Breaking Down Data Silos
The “data shift right movement” aims to empower non-technical stakeholders to become data-fluent. By making it easier for business users to access and share data, they can better make decisions. Monte Carlo wants to help users create a single source of truth and consolidate data silos. It launched a Data Reliability Dashboard in 2022, which aligns data teams with business stakeholders by offering a bird’s-eye view of data reliability KPIs. Secoda, a data catalog startup, integrates with Monte Carlo to create a centralized data observability solution that enhances data discovery. With this potential for scale, Monte Carlo has the opportunity to democratize data for employees outside of the data team. It can refine its user interface to be accessible to a non-technical stakeholder. Another opportunity is to use LLMs to help users interpret the technical jargon of data monitoring and generate actionable insights.
Key Risks
ROI For Observability Tools
Though two-thirds of organizations spend over $100K annually on observability tools, more than 74% of companies struggle to reach true observability. The ROI from data observability tools depends on how well an organization follows best practices. It can be difficult to make a business case for observability tools, which requires short-term sacrifices for long-term success.
Fragmented Market
Reminiscent of the APM market, the data observability landscape is fragmented and competitive.
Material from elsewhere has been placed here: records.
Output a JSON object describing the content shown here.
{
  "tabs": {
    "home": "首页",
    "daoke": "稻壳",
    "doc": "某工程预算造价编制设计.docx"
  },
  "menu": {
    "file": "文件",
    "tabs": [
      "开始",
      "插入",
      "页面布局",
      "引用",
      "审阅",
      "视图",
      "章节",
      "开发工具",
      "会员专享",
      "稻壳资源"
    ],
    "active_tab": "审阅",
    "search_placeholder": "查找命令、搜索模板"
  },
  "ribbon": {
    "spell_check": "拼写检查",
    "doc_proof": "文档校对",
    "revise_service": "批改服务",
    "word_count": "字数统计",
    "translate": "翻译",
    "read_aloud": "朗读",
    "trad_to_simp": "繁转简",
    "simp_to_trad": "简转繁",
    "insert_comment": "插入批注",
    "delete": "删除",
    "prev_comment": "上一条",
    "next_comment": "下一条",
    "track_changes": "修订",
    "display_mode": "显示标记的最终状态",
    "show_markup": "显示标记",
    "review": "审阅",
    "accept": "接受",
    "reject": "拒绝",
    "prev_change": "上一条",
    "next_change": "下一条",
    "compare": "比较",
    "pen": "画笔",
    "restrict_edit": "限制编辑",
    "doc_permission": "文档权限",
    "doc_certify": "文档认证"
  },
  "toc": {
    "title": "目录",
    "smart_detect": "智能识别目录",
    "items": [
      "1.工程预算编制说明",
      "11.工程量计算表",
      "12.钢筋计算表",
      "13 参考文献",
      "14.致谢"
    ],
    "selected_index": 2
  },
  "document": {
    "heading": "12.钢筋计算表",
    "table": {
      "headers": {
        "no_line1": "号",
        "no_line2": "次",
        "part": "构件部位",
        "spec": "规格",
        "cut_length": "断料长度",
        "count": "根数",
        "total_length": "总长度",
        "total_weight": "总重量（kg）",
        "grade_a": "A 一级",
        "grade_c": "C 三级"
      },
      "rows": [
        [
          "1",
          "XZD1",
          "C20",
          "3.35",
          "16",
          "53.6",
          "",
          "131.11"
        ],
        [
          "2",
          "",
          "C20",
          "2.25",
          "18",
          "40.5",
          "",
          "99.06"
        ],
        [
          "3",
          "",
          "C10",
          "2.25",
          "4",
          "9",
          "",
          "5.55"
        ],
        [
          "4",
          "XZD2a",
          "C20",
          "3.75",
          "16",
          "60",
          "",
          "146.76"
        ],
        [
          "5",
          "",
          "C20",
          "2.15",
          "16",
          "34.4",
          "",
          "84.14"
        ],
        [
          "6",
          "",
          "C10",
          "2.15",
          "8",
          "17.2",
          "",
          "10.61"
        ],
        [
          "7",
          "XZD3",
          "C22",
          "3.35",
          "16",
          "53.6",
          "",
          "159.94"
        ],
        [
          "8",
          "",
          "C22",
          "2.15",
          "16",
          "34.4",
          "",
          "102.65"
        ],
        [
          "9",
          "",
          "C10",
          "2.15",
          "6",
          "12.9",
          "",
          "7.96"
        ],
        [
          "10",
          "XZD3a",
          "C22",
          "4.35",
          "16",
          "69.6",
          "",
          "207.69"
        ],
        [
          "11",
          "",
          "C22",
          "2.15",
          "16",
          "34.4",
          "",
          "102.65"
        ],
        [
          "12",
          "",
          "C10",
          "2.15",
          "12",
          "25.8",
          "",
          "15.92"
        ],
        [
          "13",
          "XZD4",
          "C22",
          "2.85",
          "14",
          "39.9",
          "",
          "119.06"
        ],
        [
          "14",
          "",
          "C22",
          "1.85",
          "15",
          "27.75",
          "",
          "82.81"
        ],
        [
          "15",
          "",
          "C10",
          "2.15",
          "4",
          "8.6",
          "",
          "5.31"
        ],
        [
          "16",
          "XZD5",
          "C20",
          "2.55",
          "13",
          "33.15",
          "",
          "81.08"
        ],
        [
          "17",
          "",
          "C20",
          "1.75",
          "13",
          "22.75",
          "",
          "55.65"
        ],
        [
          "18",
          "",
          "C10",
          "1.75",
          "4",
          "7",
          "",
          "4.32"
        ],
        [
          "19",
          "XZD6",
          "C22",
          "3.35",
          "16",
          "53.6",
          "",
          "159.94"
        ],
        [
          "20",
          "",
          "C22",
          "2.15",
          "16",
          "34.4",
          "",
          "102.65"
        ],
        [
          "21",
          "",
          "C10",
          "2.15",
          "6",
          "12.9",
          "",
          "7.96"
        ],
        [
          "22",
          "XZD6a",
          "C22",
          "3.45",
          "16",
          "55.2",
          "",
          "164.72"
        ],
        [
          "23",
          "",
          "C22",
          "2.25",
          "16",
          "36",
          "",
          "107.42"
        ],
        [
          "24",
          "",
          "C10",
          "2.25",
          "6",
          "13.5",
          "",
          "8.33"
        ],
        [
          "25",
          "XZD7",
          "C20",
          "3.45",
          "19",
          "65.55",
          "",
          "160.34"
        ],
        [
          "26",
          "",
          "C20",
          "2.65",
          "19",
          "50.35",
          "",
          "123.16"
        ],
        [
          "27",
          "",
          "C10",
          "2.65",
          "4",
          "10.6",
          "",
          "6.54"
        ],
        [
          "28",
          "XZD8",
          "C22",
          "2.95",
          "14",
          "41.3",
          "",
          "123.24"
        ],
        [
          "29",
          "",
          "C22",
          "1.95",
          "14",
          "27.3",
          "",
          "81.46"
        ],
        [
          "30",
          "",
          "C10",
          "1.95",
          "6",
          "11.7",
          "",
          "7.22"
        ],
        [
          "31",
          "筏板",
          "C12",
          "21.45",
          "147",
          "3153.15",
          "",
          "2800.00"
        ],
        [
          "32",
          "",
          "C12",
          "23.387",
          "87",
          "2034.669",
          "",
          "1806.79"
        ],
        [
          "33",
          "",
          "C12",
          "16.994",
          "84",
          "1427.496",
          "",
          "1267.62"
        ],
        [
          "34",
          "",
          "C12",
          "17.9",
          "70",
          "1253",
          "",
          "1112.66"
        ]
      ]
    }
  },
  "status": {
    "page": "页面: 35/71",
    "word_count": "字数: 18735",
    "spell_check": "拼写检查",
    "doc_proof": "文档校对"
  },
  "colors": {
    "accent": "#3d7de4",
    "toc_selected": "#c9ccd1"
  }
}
As of June 2024, Gartner indicated that “very few vendors [offer] comprehensive tools that cover all five observation areas (data content; data flow and pipelines; infrastructure and compute; user, usage and utilization; and financial allocation).” As a result, data leaders can pick and choose vendors, sometimes using several at once, to craft a targeted solution for their needs.
Data Security
For certain verticals, like healthcare, financial services, government, and retail, security is crucial. Security vulnerabilities can lead to a widespread, costly impact. There is a growing focus on data governance in terms of how an organization collects, analyzes, and uses its data. Strict security protocols, such as customer data in European markets, can limit the level of authorization customers give their data monitoring tools.
Summary
Monte Carlo is a data observability platform with a mission to help organizations monitor abnormal patterns in their data. The company, and its founder Barr Moses, defined the data observability market in 2019. Monte Carlo fills the gap for organizations that need better visibility into their data pipelines with integrations that consolidate the data from a modern data stack. Given the heightened focus on data and generative AI to drive business outcomes in 2024, Monte Carlo is positioned to accelerate the adoption of data and validate the data as it flows through the pipeline.